There appear to be very few legal options available to the Burmese, even if freed. Even if New Delhi were suddenly to engage in a dramatic turnaround – retracting its accusations that the 34 were engaged in gunrunning for anti-state rebel groups in the Northeast, and allowing the Burmese to remain in the country – there seems little doubt that few would want to take up the option. Even as political prisoners, however, international law currently stands as a hypocritical impediment. Although both the Czech Republic and East Timor have made provisional offers of asylum to the fighters, such a move would still require approval from the UN's refugee agency, UNHCR. However, UNHCR has maintained that it is unable to give refugee certificates to the 34 Burmese on the grounds that international convention prohibits such status for members of armed groups. While such stipulations do indeed exist, they are watered-down provisions that are only to be enforced on a case-by-case basis. As Haksar notes, there exist a host of examples of UNHCR registering individuals known to have taken part in armed insurrections, including other Burmese resistance fighters.

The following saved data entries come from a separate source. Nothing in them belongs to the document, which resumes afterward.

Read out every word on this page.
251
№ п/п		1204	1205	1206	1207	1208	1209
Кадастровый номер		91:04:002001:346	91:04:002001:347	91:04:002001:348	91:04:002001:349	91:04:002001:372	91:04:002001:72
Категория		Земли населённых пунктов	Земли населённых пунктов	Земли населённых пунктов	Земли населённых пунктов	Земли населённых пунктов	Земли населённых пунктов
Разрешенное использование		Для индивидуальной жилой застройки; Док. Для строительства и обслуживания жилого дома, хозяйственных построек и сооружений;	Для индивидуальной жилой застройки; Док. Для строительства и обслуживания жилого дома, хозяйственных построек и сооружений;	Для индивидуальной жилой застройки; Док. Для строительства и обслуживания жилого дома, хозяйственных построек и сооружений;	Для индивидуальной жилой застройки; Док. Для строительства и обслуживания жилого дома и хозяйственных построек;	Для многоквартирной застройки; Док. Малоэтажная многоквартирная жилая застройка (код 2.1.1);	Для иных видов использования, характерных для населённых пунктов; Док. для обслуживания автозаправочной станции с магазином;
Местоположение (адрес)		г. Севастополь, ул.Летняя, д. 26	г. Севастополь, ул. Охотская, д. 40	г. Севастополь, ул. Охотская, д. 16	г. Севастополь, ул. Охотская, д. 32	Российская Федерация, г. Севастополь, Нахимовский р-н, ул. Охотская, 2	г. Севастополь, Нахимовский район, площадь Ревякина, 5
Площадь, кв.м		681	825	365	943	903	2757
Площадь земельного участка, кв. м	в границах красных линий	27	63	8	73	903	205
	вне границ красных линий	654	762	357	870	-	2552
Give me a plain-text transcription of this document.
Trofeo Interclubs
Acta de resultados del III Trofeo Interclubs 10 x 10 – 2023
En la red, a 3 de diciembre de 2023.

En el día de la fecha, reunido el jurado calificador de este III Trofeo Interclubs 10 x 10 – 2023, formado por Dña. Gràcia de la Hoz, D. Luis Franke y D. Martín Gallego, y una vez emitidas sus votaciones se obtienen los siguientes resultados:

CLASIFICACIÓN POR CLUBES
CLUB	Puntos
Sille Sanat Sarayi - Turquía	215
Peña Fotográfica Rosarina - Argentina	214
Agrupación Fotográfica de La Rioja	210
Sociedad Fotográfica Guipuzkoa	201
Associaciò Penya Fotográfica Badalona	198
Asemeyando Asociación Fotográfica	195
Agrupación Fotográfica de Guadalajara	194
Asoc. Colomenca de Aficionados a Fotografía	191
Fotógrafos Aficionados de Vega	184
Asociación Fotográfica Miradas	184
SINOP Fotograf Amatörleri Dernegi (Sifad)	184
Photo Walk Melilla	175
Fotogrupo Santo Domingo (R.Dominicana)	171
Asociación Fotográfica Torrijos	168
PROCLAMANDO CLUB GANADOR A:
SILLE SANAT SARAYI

Most importantly, however, the 34 will not want to go back to their homeland, at least not in its current political situation. And in this, the Indian government will have done nothing to assist in engendering any kind of change in Rangoon. Nor will this bitter taste be left to linger solely in the mouths of the 34 and the families of those killed. Rather, just as certain as the eventual release of the Burmese resistance fighters, the Burmese junta will, eventually, implode or crumble, whether under its own sluggish weight or due to outside forces. At that point, the pungent memory of the neighbourhood superpower's weakness in the face of trying circumstances will inevitably colour the way in which any new Burmese government, and its people, will feel in dealing with its neighbour.

"We" – Indians – "have lost the goodwill of the people who one day will return to their country with bitter memories of their days in India," Haksar writes. "They will look upon the support and solidarity of some of us as only gestures by well-meaning individuals, not by Indians."